One source that can be used to generate steady revenue—a source we can rely on for millions of years—is sunshine. More people are discovering that by purchasing their own solar panels and harnessing the sun’s energy to produce their own power, it’s possible to collect a paycheck without lifting a finger.

On the Rooftop
Orange County, Calif., residents Wendy Moonier and her husband Fidel Garza were brainstorming how to manage their money for retirement. After the mortgage was paid off, the electricity bill would remain—and increase as the years progressed. With a roof that needed replacing and the attractive California solar rebates, it was the ideal time to go solar.  Moonier and Garza purchased a 30-panel solar photovoltaic (PV) rooftop system from Southern California Edison. They’re saving several thousand dollars each year on electricity and expect their system to pay for itself in 15 years. “It’s the best investment we’ve ever made on our home,” Moonier reveals. “When I saw how well this works, I thought everybody should have this … It’s the only thing we’ve done on our home where we’ve seen an immediate return.”

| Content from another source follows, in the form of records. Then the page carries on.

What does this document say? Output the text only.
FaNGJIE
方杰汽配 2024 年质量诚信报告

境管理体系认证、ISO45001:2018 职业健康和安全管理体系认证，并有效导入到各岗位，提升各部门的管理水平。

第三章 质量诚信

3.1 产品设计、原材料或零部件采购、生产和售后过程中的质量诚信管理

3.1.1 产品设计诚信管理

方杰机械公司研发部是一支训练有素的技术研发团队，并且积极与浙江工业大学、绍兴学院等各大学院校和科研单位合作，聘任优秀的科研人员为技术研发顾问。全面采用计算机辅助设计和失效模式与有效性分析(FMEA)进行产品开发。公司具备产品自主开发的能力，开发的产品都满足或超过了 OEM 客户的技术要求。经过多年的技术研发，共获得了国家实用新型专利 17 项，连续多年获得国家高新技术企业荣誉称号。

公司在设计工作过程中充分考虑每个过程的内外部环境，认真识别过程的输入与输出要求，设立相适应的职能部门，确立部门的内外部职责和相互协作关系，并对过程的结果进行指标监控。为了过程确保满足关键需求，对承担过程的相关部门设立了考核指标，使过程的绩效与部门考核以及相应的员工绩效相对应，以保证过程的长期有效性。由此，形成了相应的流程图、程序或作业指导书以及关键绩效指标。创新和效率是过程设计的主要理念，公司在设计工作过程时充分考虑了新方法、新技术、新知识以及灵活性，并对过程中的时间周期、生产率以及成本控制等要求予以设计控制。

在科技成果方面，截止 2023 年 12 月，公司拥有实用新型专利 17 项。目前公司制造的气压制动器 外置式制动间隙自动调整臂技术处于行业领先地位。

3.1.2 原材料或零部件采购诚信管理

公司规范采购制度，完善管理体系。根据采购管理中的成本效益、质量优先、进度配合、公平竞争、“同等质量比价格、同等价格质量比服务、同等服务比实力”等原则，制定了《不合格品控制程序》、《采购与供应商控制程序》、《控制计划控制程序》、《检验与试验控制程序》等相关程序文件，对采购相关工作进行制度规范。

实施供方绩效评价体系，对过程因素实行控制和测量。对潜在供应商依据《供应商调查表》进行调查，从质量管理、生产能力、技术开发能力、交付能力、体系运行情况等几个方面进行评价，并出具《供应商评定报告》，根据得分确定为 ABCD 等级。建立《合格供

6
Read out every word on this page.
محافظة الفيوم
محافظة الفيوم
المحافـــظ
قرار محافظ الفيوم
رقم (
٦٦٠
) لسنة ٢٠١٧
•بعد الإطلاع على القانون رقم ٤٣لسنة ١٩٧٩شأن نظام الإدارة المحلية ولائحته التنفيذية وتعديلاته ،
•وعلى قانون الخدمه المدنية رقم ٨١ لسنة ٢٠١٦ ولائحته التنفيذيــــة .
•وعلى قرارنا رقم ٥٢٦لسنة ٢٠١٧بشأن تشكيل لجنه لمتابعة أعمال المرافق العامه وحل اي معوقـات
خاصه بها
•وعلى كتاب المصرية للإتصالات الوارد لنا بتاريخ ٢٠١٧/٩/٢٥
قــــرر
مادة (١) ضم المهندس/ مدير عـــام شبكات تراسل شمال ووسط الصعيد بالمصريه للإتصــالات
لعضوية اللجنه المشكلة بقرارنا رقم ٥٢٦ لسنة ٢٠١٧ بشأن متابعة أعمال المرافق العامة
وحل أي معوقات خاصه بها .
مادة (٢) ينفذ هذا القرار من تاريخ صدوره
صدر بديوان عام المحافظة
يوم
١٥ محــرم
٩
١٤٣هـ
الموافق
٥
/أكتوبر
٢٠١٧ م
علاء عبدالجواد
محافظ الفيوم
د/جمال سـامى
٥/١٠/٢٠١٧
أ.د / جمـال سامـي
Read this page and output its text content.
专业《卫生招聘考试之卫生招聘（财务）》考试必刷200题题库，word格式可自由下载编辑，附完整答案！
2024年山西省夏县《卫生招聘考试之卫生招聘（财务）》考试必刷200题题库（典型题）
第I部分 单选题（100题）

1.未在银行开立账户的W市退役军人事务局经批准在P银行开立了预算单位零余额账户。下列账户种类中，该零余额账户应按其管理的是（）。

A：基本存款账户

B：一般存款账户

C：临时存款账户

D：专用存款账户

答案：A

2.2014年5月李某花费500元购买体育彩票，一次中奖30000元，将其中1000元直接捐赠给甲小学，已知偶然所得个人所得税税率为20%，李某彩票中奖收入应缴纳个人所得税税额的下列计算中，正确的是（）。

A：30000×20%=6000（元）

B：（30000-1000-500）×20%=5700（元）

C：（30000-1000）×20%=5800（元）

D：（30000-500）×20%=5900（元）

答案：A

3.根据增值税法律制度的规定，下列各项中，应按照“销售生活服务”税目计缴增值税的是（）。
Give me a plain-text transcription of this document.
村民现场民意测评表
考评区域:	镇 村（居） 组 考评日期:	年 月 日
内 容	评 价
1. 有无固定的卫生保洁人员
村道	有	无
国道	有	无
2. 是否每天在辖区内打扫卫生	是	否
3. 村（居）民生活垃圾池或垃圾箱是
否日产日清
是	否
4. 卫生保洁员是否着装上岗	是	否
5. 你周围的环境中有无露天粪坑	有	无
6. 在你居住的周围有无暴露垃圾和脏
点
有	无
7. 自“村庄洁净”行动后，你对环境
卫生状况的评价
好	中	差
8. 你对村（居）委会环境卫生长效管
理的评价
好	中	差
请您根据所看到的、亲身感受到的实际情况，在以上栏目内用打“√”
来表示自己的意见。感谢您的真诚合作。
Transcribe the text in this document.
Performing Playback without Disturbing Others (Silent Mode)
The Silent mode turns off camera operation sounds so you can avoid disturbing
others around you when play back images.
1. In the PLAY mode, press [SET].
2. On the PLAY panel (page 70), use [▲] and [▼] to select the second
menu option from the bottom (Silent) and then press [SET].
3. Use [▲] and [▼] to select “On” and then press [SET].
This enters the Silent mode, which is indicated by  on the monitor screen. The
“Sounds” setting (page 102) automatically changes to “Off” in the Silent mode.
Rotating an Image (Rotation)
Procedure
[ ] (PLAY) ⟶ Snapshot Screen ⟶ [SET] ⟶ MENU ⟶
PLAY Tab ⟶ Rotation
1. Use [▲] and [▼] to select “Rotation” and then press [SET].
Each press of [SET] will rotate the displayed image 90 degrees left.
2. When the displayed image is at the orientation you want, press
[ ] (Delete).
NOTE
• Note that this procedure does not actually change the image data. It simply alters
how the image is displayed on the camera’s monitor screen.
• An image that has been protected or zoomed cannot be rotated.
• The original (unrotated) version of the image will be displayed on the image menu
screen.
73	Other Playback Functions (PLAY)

Newt and Inez Stevens, a couple in their 80s, utilize the sun in multiple capacities. Living in a retirement community in Phoenix, Ariz., the Stevens use solar PV and solar thermal panels to charge their electric vehicle, heat 90 percent of their hot water and power half of their duplex. “For us, solar was a practical solution,” Newt tells The Daily Green. “Our primary motivation was economic … And if we produce more than we use, the power company will pay us the difference. We’re seeing a better return on our investment than anything I can get at the banks or stock market.”

Community-Owned Solar
Installing solar on your home or business may not be practical—or desirable. Community-owned solar allows anyone with a utility bill to own solar panels, offset their electric bill, and collect income for the clean energy they produce. “It seems the cost of electricity has only and is only going up, as well as how much electricity we need,” said Jim McDaniels of Colorado Springs, Colo. “I wanted to reduce my electricity cost and help the environment at the same time. I wanted to plan for my future.”

McDaniels began researching online, reading newspaper articles and posting questions on solar energy forums when he discovered community solar developer Clean Energy Collective. He purchased 25 solar electric panels in the Colorado Springs Community Solar Array with a 10-year loan, offsetting 120 percent of his electricity use (the maximum percentage that Colorado Springs allows). “I decided it was a great deal so I went with the maximum and surplus months,” McDaniels said. After his projected 13-year payback period, he’ll receive free electricity – earning an estimated $160,000. “The savings should give me a better chance at an affordable retirement,” McDaniels said.

Do-It-Yourself
For the hands-on, ambitious type like Rich Herr, a retired electrical engineer, constructing a solar system from scratch was the most appealing option. With the help of his friends, Herr built a 20-panel ground-mounted system in his Valparaiso, Ind,. backyard for around $13,000, reports the Post-Tribune.  “For the money I put in it, the return on [the solar system] is better than the return I get on my 401 (k),” Herr said. “I’m not getting money in my hand, that’s just money I don’t have to pay.”